Versuchs mal mit PrcView oder ählichen Programmen ob du das zu beendende Programm per parameter übergeben kannst. Dann kannst du das ja in deine Batch einbauen


----------



## hikeda_ya (24. Oktober 2006)

wenn es den Behfehl gibt kannste diesen ja finden in ner Dos-Box mit Help


----------



## Irgendjemand_1 (24. Oktober 2006)

Den Befehl gibt es glaube ich so nicht ... Ich hab auch schonmal danach gesucht aber nichts gefunden 
Aber wenn's dringend ist, geht's mit sowas wie C sicher.


----------



## pgs-joschi (24. Oktober 2006)

Hallo LukeS,

in meinen Batchdateien verwende ich für so was PSkill.exe vonhttp://www.sysinternals.com/utilities/pskill.html.

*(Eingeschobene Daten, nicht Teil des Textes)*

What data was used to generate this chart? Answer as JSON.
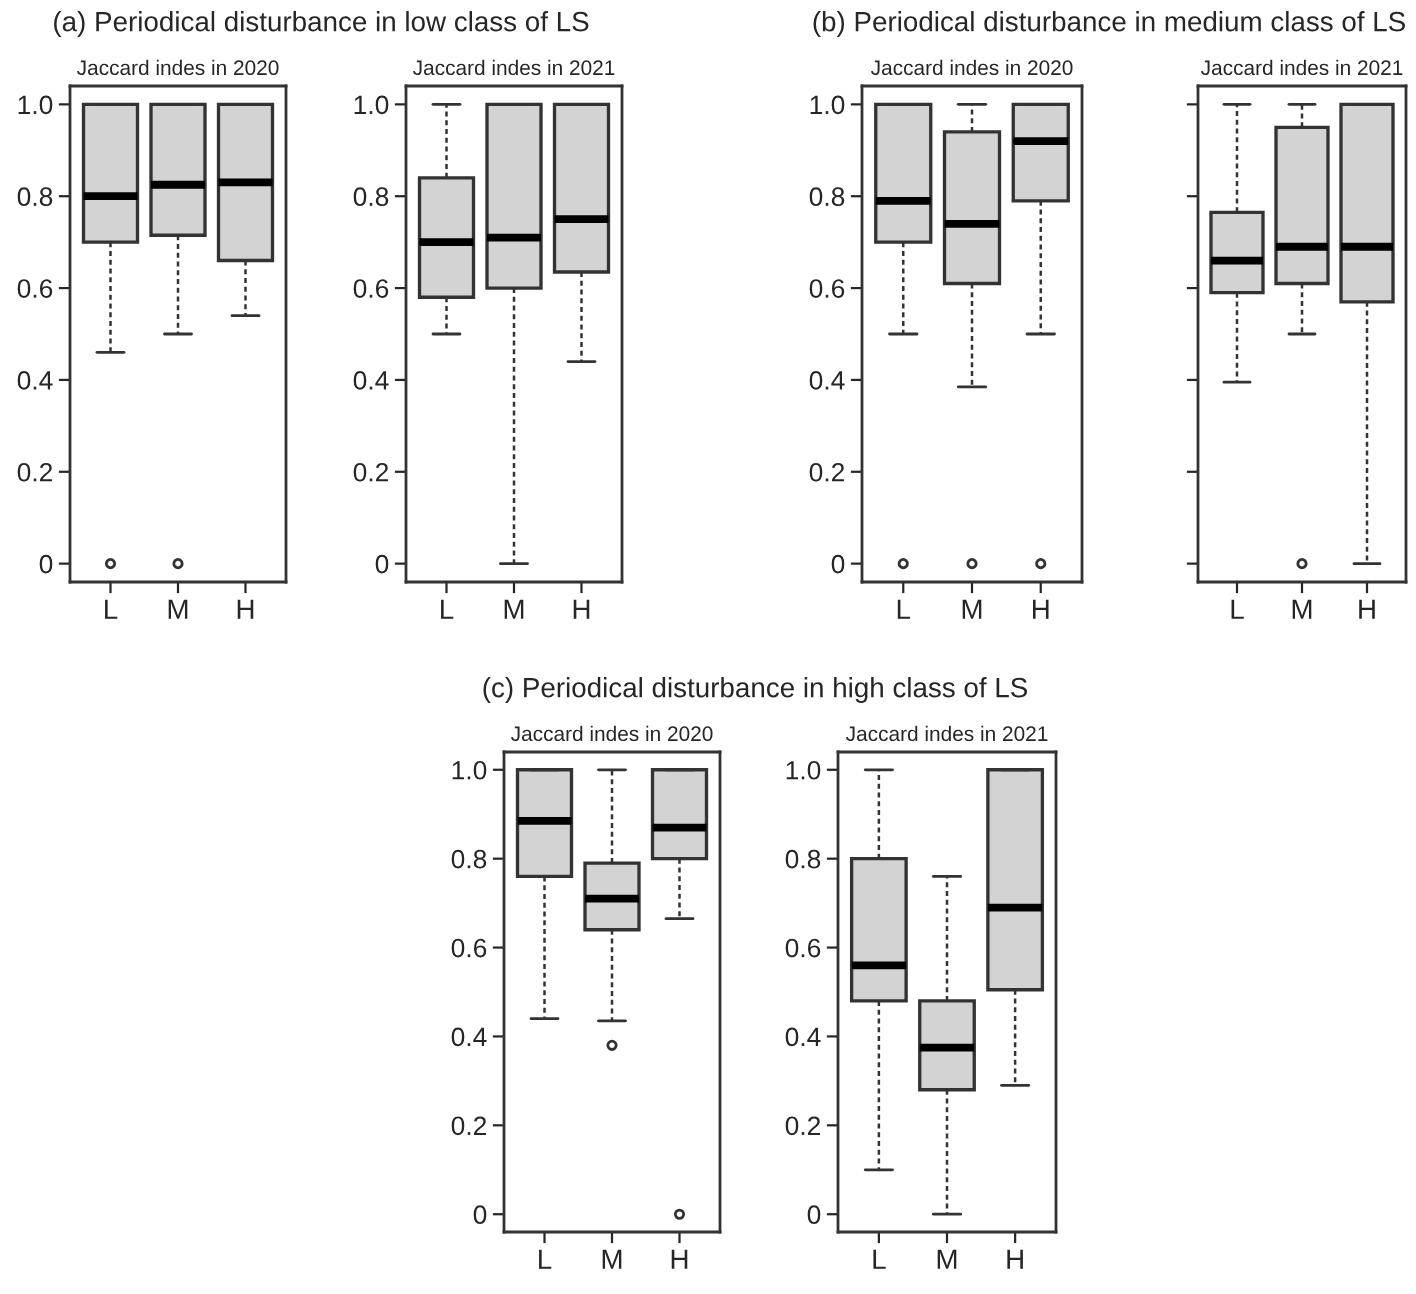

Geht mit Prozess ID oder Prozessname.


gruß joschi


----------



## LukeS (24. Oktober 2006)

vielen Dank euch allen!

Ich werde es mal mit PSKill ausprobieren. Das scheing genau das richtige Programm zu sein.

Gruss LukeS


----------



## don2510 (5. November 2006)

ich bräuchte ein batch script was folgendes ausführt:

- starte programm A
- starte programm B
- wenn programm B geschlossen wird, soll programm A automatisch ebenfalls geschlossen werden

kann mir jemand da vielleicht weiterhelfen?


----------



## ToMeFox (6. November 2006)

> - starte programm A
> - starte programm B
> - wenn programm B geschlossen wird, soll programm A automatisch ebenfalls geschlossen werden



Hallo!

Ich habe da eine riskante aber wirksame Möglichkeit für dich! Falls es dir hilft sag bescheid  

starte Programm B vor Programm A! Sonst gehts nicht
Inhalt der Stapelverarbeitungsdatei könnte so aussehen.

   programmB.exe
   programmA.exe&&taskkill /im "programmB"


Das bewirkt, das Programm B erst dann beendet wird, wenn Programm A beendet wurde.
Ich hoffe, das hilft


----------